Other works from Corinth's early student years are more specifically indebted to Günther's example. It did not take much persuasion to make the budding artist seek his inspiration in the East Prussian countryside, familiar as he was with the life and customs of the local peasants. He drew two barn interiors (Fig. 5), one occupied by horses, the other by cows, during a visit to his aunt and uncle's farm in Moterau in 1879. The signature and the incorrect date of 1883 are later additions; the lower half of the drawing was in fact a study for a small painting of a cow barn (B.-C. 2) dated 1879. Kitchen Interior (Fig. 6), drawn the following year when Corinth was back in Moterau painting portraits of his uncle and aunt (B.-C. 5, 6), like The Barn , lacks spontaneity. The awkwardly diffident style of both drawings typifies this stage in Corinth's development. The individual objects and forms are cautiously circumscribed by reinforced contours; hatching and crosshatching indicate modeling. Delicate modulations, partly exploring the grainy texture of the paper, unify the composition, whose pervasive tonality resembles that of Günther's

Figure 7
Lovis Corinth, Seated Peasant and
Other Sketches , 1877. Pencil, 26.1 × 20.0 cm.

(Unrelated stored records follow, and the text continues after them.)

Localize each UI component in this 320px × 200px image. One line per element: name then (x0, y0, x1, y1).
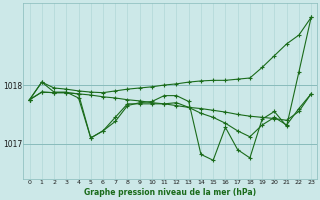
X-axis label: Graphe pression niveau de la mer (hPa): Graphe pression niveau de la mer (hPa) (84, 188, 256, 197)
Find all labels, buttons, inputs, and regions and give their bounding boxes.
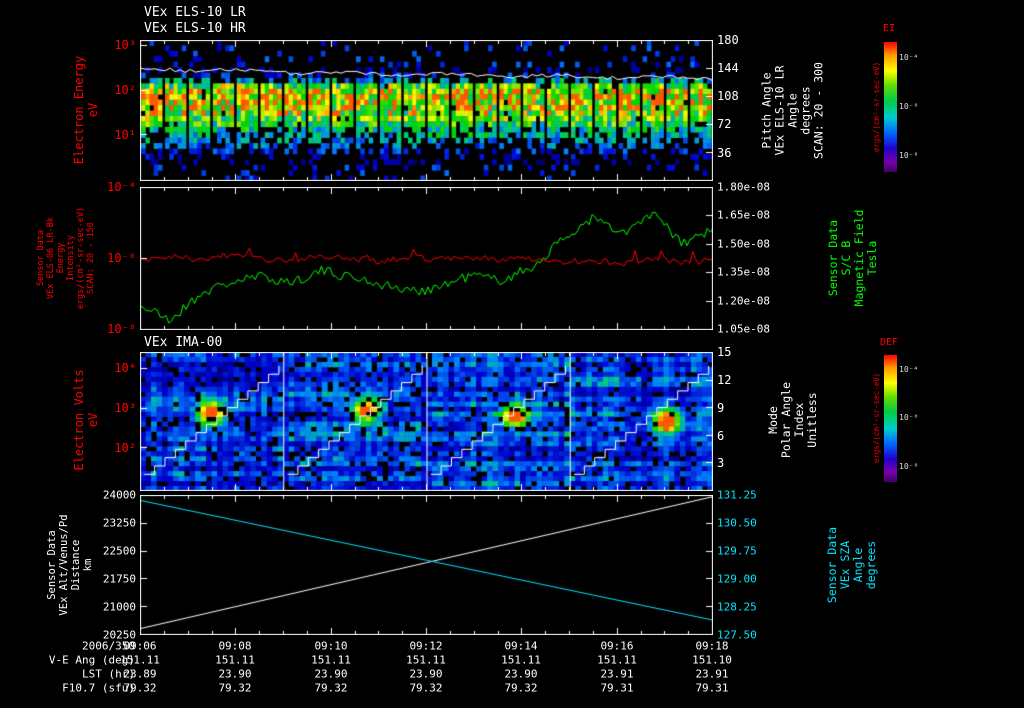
altitude-sza-canvas — [140, 495, 713, 635]
ei-colorbar — [884, 42, 897, 172]
table-row-value: 23.90 — [314, 667, 348, 681]
tick-label: 3 — [717, 456, 725, 470]
tick-label: 10¹ — [114, 128, 136, 142]
tick-label: 1.05e-08 — [717, 322, 770, 336]
panel1-left-axis-label: Electron Energy eV — [72, 55, 100, 165]
table-row-value: 23.90 — [218, 667, 252, 681]
time-tick-label: 09:12 — [409, 639, 443, 653]
time-tick-label: 09:10 — [314, 639, 348, 653]
panel1-title-line2: VEx ELS-10 HR — [144, 21, 246, 36]
tick-label: 36 — [717, 146, 732, 160]
tick-label: 130.50 — [717, 516, 757, 530]
tick-label: 180 — [717, 33, 739, 47]
tick-label: 10³ — [114, 401, 136, 415]
time-tick-label: 09:14 — [504, 639, 538, 653]
tick-label: 10⁻⁸ — [899, 462, 919, 471]
panel3-right-axis-label: Mode Polar Angle Index Unitless — [766, 381, 819, 459]
table-row-value: 151.11 — [215, 653, 255, 667]
table-row-value: 23.91 — [600, 667, 634, 681]
table-row-label: LST (hr) — [82, 667, 135, 681]
tick-label: 72 — [717, 117, 732, 131]
ei-colorbar-units: ergs/(cm²-sr-sec-eV) — [872, 61, 881, 153]
tick-label: 10⁻⁶ — [899, 102, 919, 111]
table-row-value: 79.32 — [314, 681, 348, 695]
time-tick-label: 09:16 — [600, 639, 634, 653]
def-colorbar — [884, 355, 897, 482]
table-row-value: 23.90 — [409, 667, 443, 681]
tick-label: 10⁻⁸ — [899, 151, 919, 160]
tick-label: 128.25 — [717, 600, 757, 614]
panel1-title-line1: VEx ELS-10 LR — [144, 5, 246, 20]
panel3-title: VEx IMA-00 — [144, 335, 223, 350]
ima-spectrogram-canvas — [140, 352, 713, 491]
date-label: 2006/350 — [82, 639, 135, 653]
tick-label: 21750 — [102, 572, 136, 586]
tick-label: 9 — [717, 401, 725, 415]
tick-label: 10⁻⁸ — [107, 322, 136, 336]
tick-label: 10⁴ — [114, 361, 136, 375]
tick-label: 24000 — [102, 488, 136, 502]
def-colorbar-title: DEF — [880, 337, 899, 348]
tick-label: 1.65e-08 — [717, 208, 770, 222]
tick-label: 12 — [717, 373, 732, 387]
table-row-label: F10.7 (sfu) — [62, 681, 135, 695]
table-row-value: 79.31 — [695, 681, 729, 695]
table-row-value: 23.90 — [504, 667, 538, 681]
panel4-right-axis-label: Sensor Data VEx SZA Angle degrees — [825, 526, 878, 604]
tick-label: 22500 — [102, 544, 136, 558]
tick-label: 10² — [114, 83, 136, 97]
table-row-value: 151.11 — [311, 653, 351, 667]
tick-label: 10⁻⁴ — [899, 53, 919, 62]
panel3-left-axis-label: Electron Volts eV — [72, 369, 100, 471]
tick-label: 21000 — [102, 600, 136, 614]
tick-label: 10⁻⁶ — [899, 413, 919, 422]
intensity-bfield-canvas — [140, 187, 713, 330]
table-row-value: 23.89 — [123, 667, 157, 681]
tick-label: 131.25 — [717, 488, 757, 502]
tick-label: 144 — [717, 61, 739, 75]
table-row-value: 151.11 — [120, 653, 160, 667]
tick-label: 10² — [114, 441, 136, 455]
tick-label: 129.75 — [717, 544, 757, 558]
table-row-label: V-E Ang (deg) — [48, 653, 135, 667]
tick-label: 129.00 — [717, 572, 757, 586]
tick-label: 108 — [717, 89, 739, 103]
tick-label: 23250 — [102, 516, 136, 530]
time-tick-label: 09:08 — [218, 639, 252, 653]
time-tick-label: 09:18 — [695, 639, 729, 653]
tick-label: 1.35e-08 — [717, 265, 770, 279]
tick-label: 10⁻⁴ — [107, 180, 136, 194]
tick-label: 1.80e-08 — [717, 180, 770, 194]
panel2-right-axis-label: Sensor Data S/C B Magnetic Field Tesla — [826, 209, 879, 307]
table-row-value: 151.10 — [692, 653, 732, 667]
table-row-value: 79.32 — [409, 681, 443, 695]
table-row-value: 79.31 — [600, 681, 634, 695]
tick-label: 10³ — [114, 38, 136, 52]
table-row-value: 151.11 — [597, 653, 637, 667]
ei-colorbar-title: EI — [883, 23, 896, 34]
table-row-value: 79.32 — [123, 681, 157, 695]
table-row-value: 79.32 — [504, 681, 538, 695]
def-colorbar-units: ergs/(cm²-sr-sec-eV) — [872, 372, 881, 464]
tick-label: 6 — [717, 429, 725, 443]
tick-label: 15 — [717, 345, 732, 359]
panel2-left-axis-label: Sensor Data VEx ELS-06 LR-Bk Energy Inte… — [36, 206, 96, 310]
table-row-value: 79.32 — [218, 681, 252, 695]
tick-label: 127.50 — [717, 628, 757, 642]
panel4-left-axis-label: Sensor Data VEx Alt/Venus/Pd Distance km — [46, 514, 94, 616]
tick-label: 1.20e-08 — [717, 294, 770, 308]
els-spectrogram-canvas — [140, 40, 713, 181]
tick-label: 20250 — [102, 628, 136, 642]
table-row-value: 23.91 — [695, 667, 729, 681]
panel1-right-axis-label: Pitch Angle VEx ELS-10 LR Angle degrees … — [759, 62, 826, 159]
table-row-value: 151.11 — [501, 653, 541, 667]
tick-label: 1.50e-08 — [717, 237, 770, 251]
time-tick-label: 09:06 — [123, 639, 157, 653]
table-row-value: 151.11 — [406, 653, 446, 667]
tick-label: 10⁻⁴ — [899, 365, 919, 374]
tick-label: 10⁻⁶ — [107, 251, 136, 265]
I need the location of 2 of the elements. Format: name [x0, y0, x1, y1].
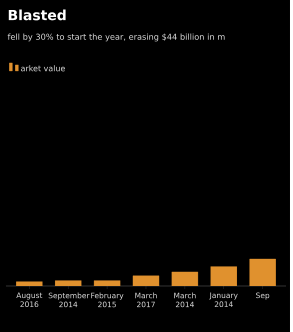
chart-subtitle: fell by 30% to start the year, erasing $44 billion in m	[8, 34, 225, 42]
chart-title: Blasted	[8, 10, 66, 20]
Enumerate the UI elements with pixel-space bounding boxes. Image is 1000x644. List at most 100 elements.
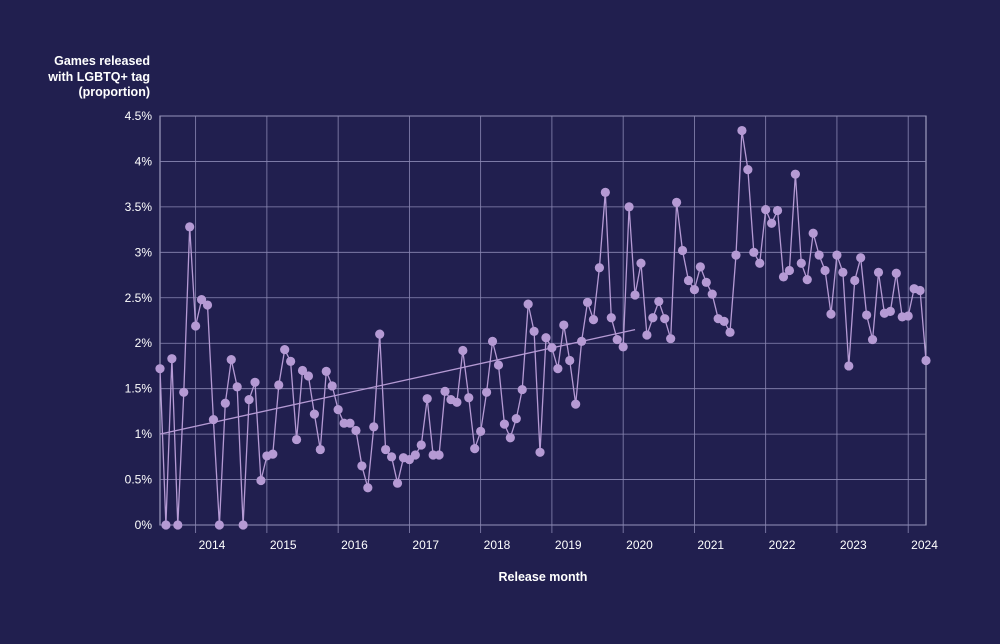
data-point bbox=[315, 444, 325, 455]
data-point bbox=[772, 205, 783, 216]
data-point bbox=[612, 334, 622, 345]
data-point bbox=[179, 387, 189, 397]
data-point bbox=[297, 365, 308, 376]
data-point bbox=[416, 440, 426, 450]
data-point bbox=[553, 364, 563, 374]
y-tick-label: 4% bbox=[135, 154, 153, 168]
data-point bbox=[642, 330, 652, 340]
data-point bbox=[505, 433, 515, 443]
y-tick-label: 1.5% bbox=[125, 382, 153, 396]
series-lgbtq-proportion bbox=[155, 125, 931, 530]
data-point bbox=[452, 397, 462, 407]
data-point bbox=[375, 329, 385, 339]
data-point bbox=[357, 461, 367, 471]
x-tick-label: 2014 bbox=[199, 538, 226, 552]
data-point bbox=[873, 267, 884, 277]
data-point bbox=[529, 326, 539, 337]
data-point bbox=[440, 386, 450, 396]
data-point bbox=[808, 228, 818, 238]
data-point bbox=[541, 333, 551, 343]
data-point bbox=[624, 202, 634, 212]
data-point bbox=[891, 268, 901, 278]
x-tick-label: 2019 bbox=[555, 538, 582, 552]
data-point bbox=[238, 520, 248, 530]
data-point bbox=[286, 356, 296, 366]
data-point bbox=[511, 414, 521, 424]
data-point bbox=[185, 222, 195, 232]
data-point bbox=[826, 309, 836, 319]
x-axis-title: Release month bbox=[498, 570, 588, 584]
y-tick-label: 2.5% bbox=[125, 291, 153, 305]
data-point bbox=[422, 394, 432, 404]
data-point bbox=[386, 452, 397, 462]
data-point bbox=[363, 483, 373, 493]
data-point bbox=[761, 205, 771, 215]
data-point bbox=[666, 334, 676, 344]
data-point bbox=[915, 285, 925, 296]
data-point bbox=[778, 272, 789, 282]
data-point bbox=[458, 345, 468, 356]
trendline bbox=[159, 328, 636, 435]
y-tick-label: 2% bbox=[135, 336, 153, 350]
data-point bbox=[434, 450, 444, 460]
data-point bbox=[820, 265, 830, 276]
grid-lines bbox=[160, 115, 926, 526]
data-point bbox=[470, 444, 480, 454]
y-tick-label: 0% bbox=[135, 518, 153, 532]
data-point bbox=[755, 258, 765, 268]
data-point bbox=[155, 364, 165, 374]
data-point bbox=[327, 381, 337, 391]
data-point bbox=[576, 336, 587, 347]
data-point bbox=[547, 343, 557, 353]
data-point bbox=[707, 289, 717, 299]
data-point bbox=[802, 275, 812, 285]
x-tick-label: 2018 bbox=[484, 538, 511, 552]
data-point bbox=[161, 520, 171, 530]
data-point bbox=[636, 258, 646, 268]
data-point bbox=[731, 250, 741, 260]
data-point bbox=[701, 277, 711, 287]
data-point bbox=[333, 404, 343, 415]
y-axis-title: Games released with LGBTQ+ tag (proporti… bbox=[48, 54, 150, 99]
data-point bbox=[885, 306, 895, 317]
data-point bbox=[345, 418, 355, 428]
data-point bbox=[648, 313, 658, 323]
plot-area bbox=[159, 115, 927, 526]
data-point bbox=[862, 310, 872, 320]
data-point bbox=[683, 275, 694, 286]
data-point bbox=[291, 434, 302, 445]
data-point bbox=[517, 384, 527, 395]
x-tick-label: 2023 bbox=[840, 538, 867, 552]
data-point bbox=[725, 327, 735, 337]
data-point bbox=[689, 284, 700, 295]
data-point bbox=[196, 294, 207, 305]
data-point bbox=[208, 414, 219, 425]
data-point bbox=[565, 355, 575, 366]
y-tick-label: 0.5% bbox=[125, 473, 153, 487]
data-point bbox=[381, 444, 391, 455]
data-point bbox=[256, 475, 266, 486]
x-tick-label: 2016 bbox=[341, 538, 368, 552]
data-point bbox=[167, 354, 177, 364]
data-point bbox=[600, 187, 610, 197]
data-point bbox=[280, 344, 290, 355]
data-point bbox=[191, 321, 201, 331]
data-point bbox=[173, 520, 183, 530]
data-point bbox=[410, 450, 420, 460]
trendline-segment bbox=[159, 328, 636, 435]
data-point bbox=[214, 520, 224, 530]
data-point bbox=[850, 275, 860, 286]
data-point bbox=[695, 262, 705, 272]
data-point bbox=[559, 320, 569, 330]
x-tick-label: 2015 bbox=[270, 538, 297, 552]
data-point bbox=[481, 387, 492, 397]
y-tick-label: 3% bbox=[135, 245, 153, 259]
data-point bbox=[630, 290, 640, 300]
data-point bbox=[838, 267, 848, 277]
data-point bbox=[244, 394, 254, 405]
x-tick-label: 2017 bbox=[412, 538, 439, 552]
data-point bbox=[226, 354, 236, 365]
data-point bbox=[303, 371, 314, 381]
y-tick-label: 1% bbox=[135, 427, 153, 441]
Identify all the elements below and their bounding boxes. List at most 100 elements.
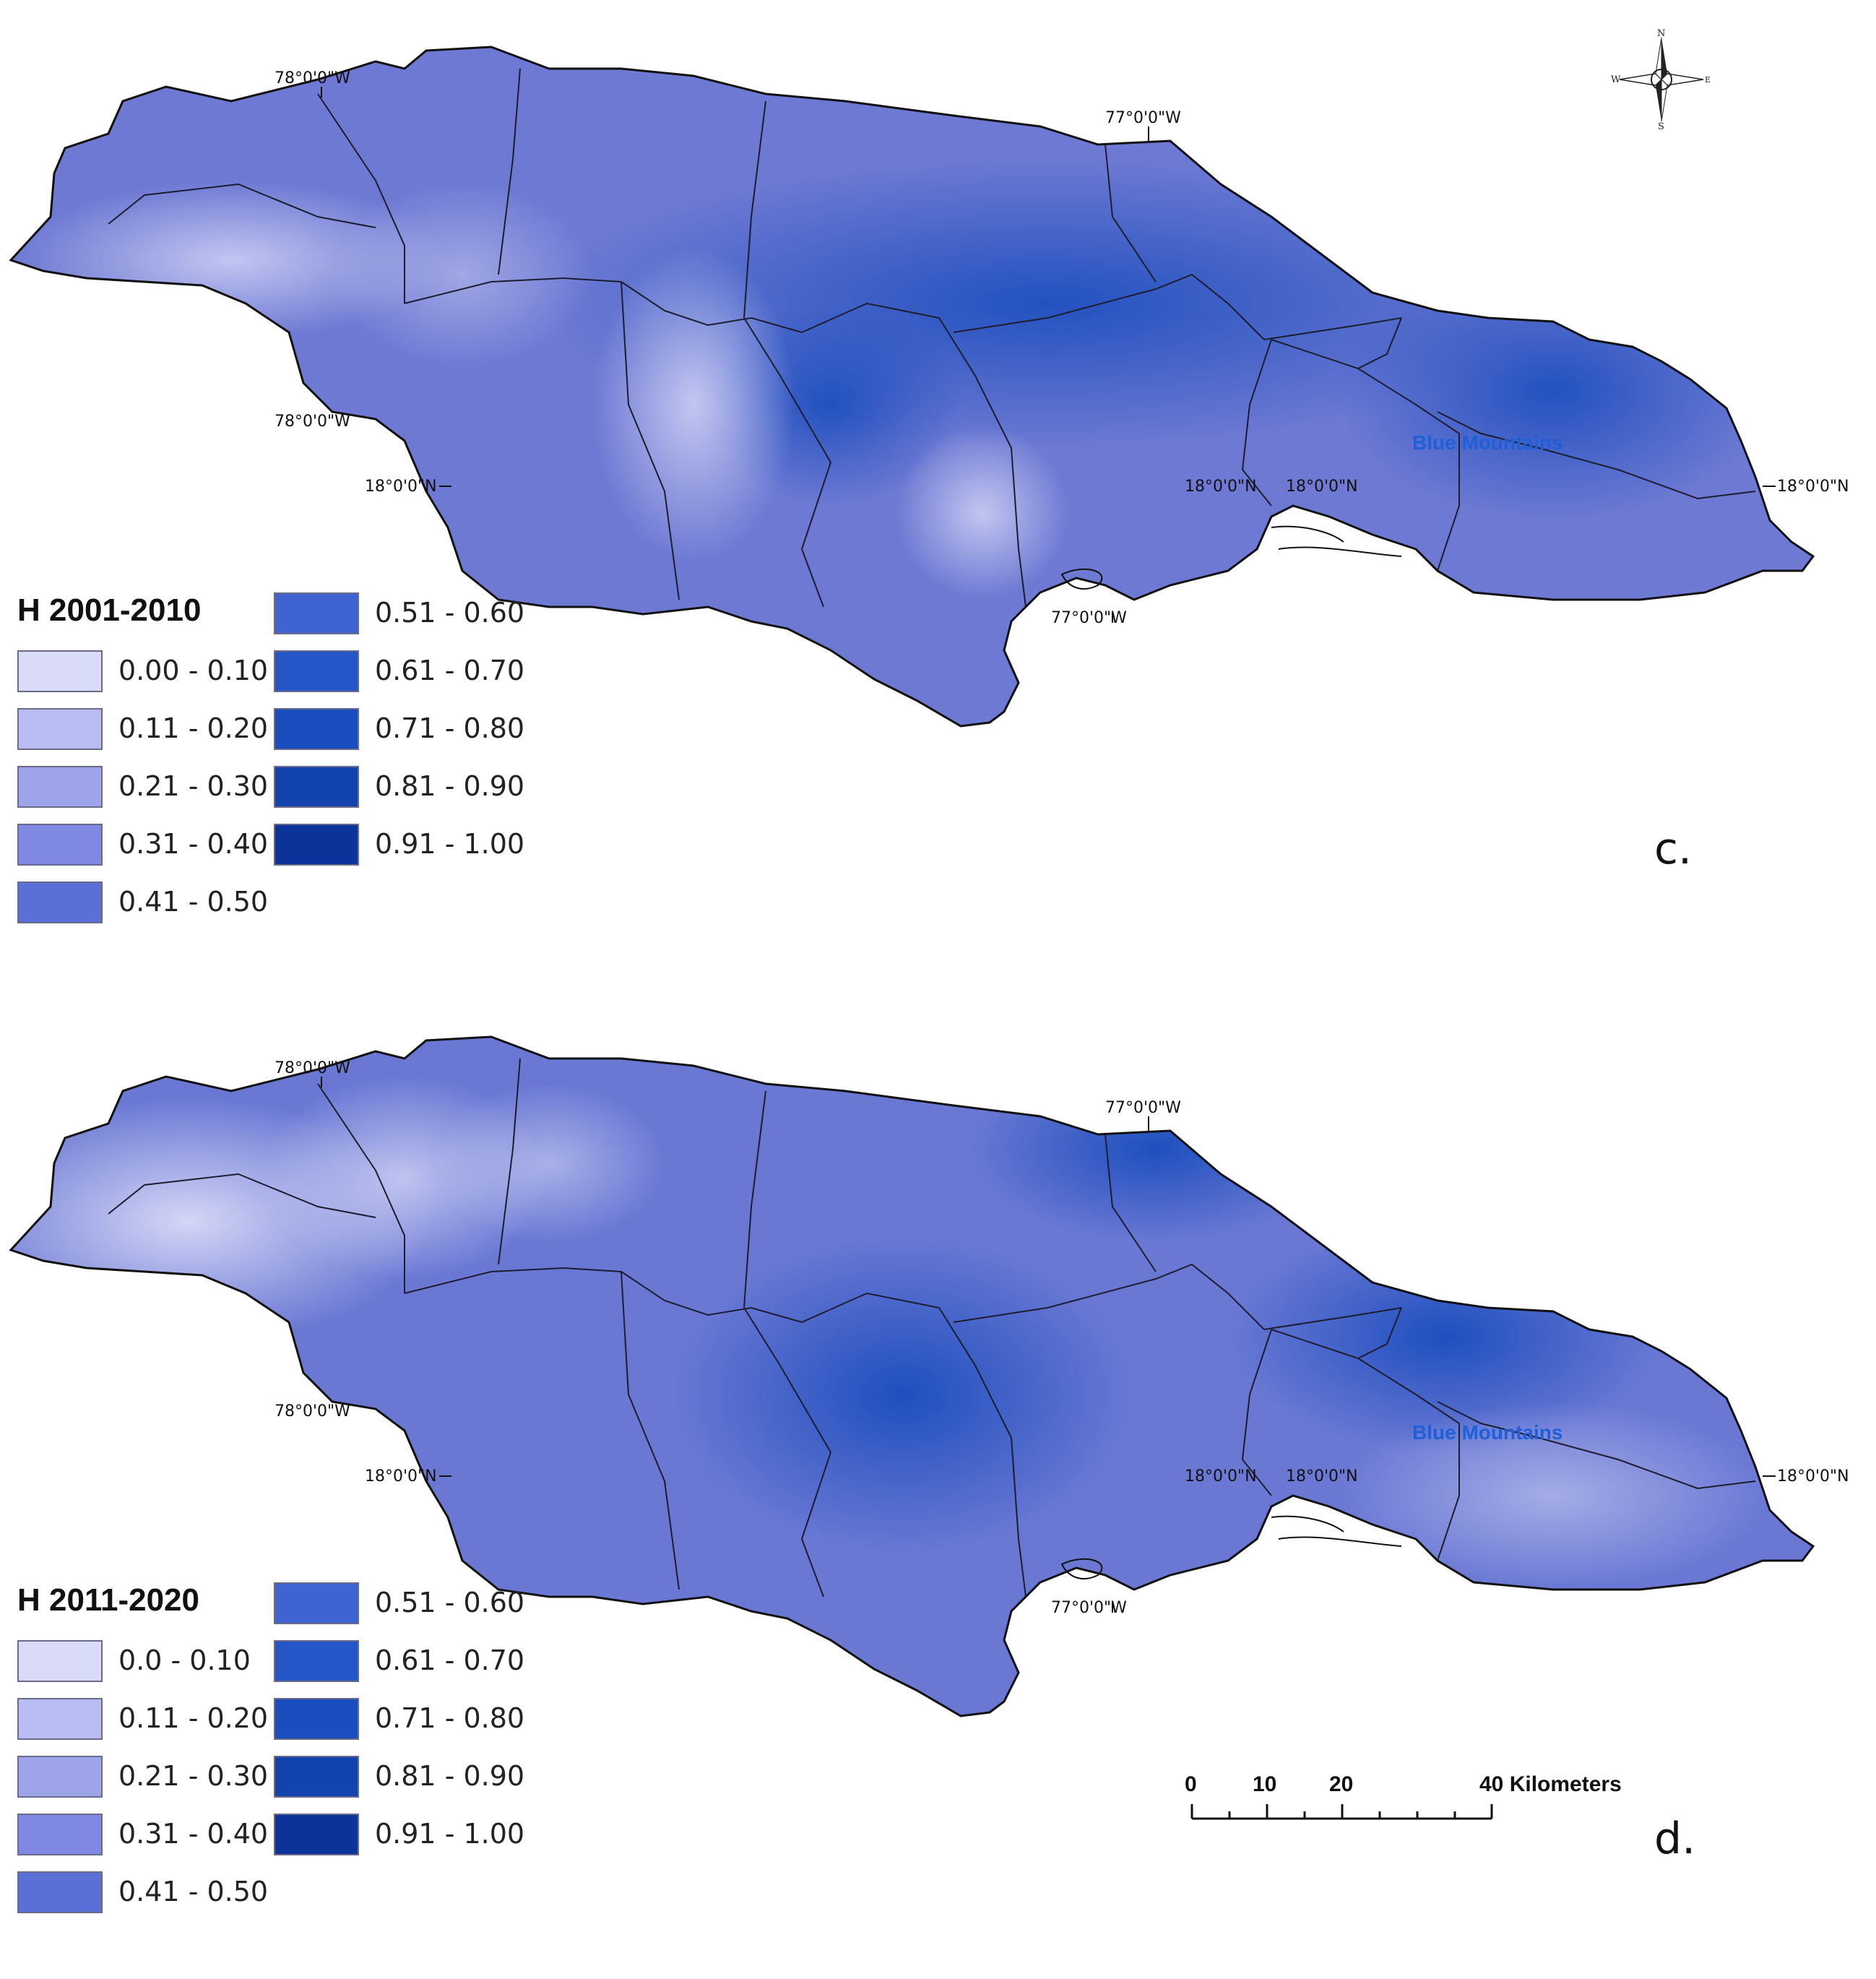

National Gallery of Art, Washington,
D.C., Rosenwald Collection (B-19571).
dusky interiors. The drawing of a seated peasant (Fig. 7), dated June 26, 1877, more specifically suggests the figures that inhabit Günther's genre paintings. Here the fastidious drawing method is evident in the repeated sketches of the hands and in the portrait sketch in the upper center of the sheet, where the textures of hat, face, and shirt collar are all carefully distinguished.
The same attention to detail is found in the few paintings that survive from Corinth's years at the Königsberg Academy. They consist of a forest interior (B.-C. 1) conceived in the manner of Buchholz, the Cow Barn (B.-C. 2) already mentioned, and four portraits, including the ones he painted of his uncle and aunt in Moterau—all from the last two years at the academy. The small painting in Hamburg of an unidentified man (Fig. 8) exemplifies these early studies in oil. The averted gaze and inanimate expression indicate that Corinth grasped the sitter's image primarily in its characteristic form and appearance; the extreme close-up view allowed him to explore physiognomic details fully. The modeling is smooth and reveals a thorough understanding of the interaction of facial muscles and bone structure.

Figure 8
Lovis Corinth, Portrait of a Man , 1879. Oil on canvas on panel,
39.5 × 31.0 cm, B.-C. 3. HamburgerKunsthalle, Hamburg (2630).
Photo: Ralph Kleinhempel.
Corinth's studies in Königsberg ended abruptly in the spring of 1880 when Günther resigned from the academy. From the beginning Günther's popularity had irritated his colleagues, and as his following continued to grow, they accused him of catering to the school's best students to gain the coveted position of academy director. Rather than endure such strife, he decided to return to the Weimar Academy, but not without assuring his devoted students of the best possible further training. Some followed him to Weimar; others went to Berlin. Corinth, on Günther's recommendation, was admitted to the studio of the celebrated Franz von Defregger at the academy in Munich.